Anonymous Dreams by Hadena James

Author:Hadena James
Language: eng
Format: epub
Tags: aislinn cain, us marshals, Serial Crimes Tracking Unit, serial killer thriller, dreams, no sexual content
Publisher: Hadena James
Published: 2020-01-19T00:00:00+00:00


Eighteen

I was posing as an artist to get a look around the studios. Xavier was pretending to be my husband, also an artist. He sketched landscapes, apparently, and I was working on my first novel. I was carrying a laptop that was really Fiona’s. When we’d called for the appointment to look at a studio in the building we thought Paul the Hacker worked out of, we’d needed a cover story. Xavier had a stack of sketches and I had the draft of a manuscript that Nadine Daniels was writing. She’d sent it to Fiona, Fiona had printed it and stuck it in my bag. We’d told the building manager we were both interested in taking studios, preferably as far apart as possible so we didn’t annoy each other.
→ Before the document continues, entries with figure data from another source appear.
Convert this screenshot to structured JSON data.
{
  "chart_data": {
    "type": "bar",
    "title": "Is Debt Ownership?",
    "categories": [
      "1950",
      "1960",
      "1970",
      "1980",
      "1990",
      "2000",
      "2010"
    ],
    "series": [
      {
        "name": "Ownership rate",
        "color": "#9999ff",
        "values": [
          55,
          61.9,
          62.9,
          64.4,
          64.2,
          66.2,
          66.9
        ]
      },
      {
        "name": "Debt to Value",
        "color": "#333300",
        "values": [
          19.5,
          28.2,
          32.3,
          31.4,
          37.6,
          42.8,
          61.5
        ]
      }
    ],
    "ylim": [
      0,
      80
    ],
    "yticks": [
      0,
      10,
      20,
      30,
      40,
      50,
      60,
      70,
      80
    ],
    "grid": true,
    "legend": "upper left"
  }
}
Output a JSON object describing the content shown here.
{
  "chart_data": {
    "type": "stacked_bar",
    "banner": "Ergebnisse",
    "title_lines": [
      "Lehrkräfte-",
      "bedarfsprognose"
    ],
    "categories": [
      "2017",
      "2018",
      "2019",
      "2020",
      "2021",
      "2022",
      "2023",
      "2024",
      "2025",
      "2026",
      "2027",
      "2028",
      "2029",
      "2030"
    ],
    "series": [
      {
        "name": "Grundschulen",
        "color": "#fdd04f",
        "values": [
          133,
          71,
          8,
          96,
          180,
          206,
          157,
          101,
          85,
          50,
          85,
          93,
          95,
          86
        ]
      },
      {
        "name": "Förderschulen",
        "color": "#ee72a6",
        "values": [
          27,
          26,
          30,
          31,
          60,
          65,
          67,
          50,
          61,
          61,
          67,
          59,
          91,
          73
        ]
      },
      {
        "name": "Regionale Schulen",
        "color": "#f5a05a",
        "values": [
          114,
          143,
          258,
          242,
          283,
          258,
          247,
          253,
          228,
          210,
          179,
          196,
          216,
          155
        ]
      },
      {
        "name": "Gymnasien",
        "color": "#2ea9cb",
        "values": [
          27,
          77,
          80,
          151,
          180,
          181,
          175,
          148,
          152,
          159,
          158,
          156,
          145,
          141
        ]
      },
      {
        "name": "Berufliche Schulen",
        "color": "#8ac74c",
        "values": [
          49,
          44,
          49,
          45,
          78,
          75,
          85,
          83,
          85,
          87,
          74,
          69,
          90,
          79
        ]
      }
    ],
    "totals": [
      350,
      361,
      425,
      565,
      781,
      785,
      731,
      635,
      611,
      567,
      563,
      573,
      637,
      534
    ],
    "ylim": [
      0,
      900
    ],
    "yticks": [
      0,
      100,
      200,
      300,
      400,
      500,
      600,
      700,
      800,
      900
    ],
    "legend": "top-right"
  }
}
It turned out the sketches really were Xavier’s. I had never thought he might be an artist, but he was. His subject matter was dark; demons, death, and all sorts of things. He sketched and then shaded with colored pencils and ink. It was strange to know that Xavier was a talented artist. He carried the sketches in a large flat leather bag-like thing that wasn’t really a bag, it was called a sketcher’s portfolio or something like that. He’d told them if we liked the spaces, we’d probably put down a deposit today on them. We really needed to find a place to work other than our house, since his sister and her children had come to live with us after her husband was murdered, and the artwork gave her kids nightmares. He added to that by saying they kept messing up my laptop and printer.

The tour started in the art store. It was owned and operated by the family that owned the building. The female was an artist of some renown, apparently, although I was able to feign ignorance of it, since I was a novelist and not someone who did stuff on canvases and things of that nature. Xavier had heard of her. The store carried all sorts of things I didn’t understand. They had colored pencils that were $60 apiece, outrageously priced in my opinion. There were also all sorts of tubes and containers of paint, canvas, specialty papers, glue, cray-pas, charcoal pencils, chalks, and standard copy paper, which I was told they stocked because some of the artists in the building needed plain white paper for printing plans, and there was another novelist in the building. They informed me that if I told them what kind of printer I had, they’d stock the ink it took for me.

Xavier came to my rescue by rambling off a printer brand and name. He even knew what number the ink cartridges were. We went to the second floor next. There was a large room with overstuffed chairs and couches in leather. There was a woman sitting behind a desk in what we were told was a reception area, where we could arrange to meet prospective gallery owners and literary agents without them interrupting our work by being early or late and us not being ready.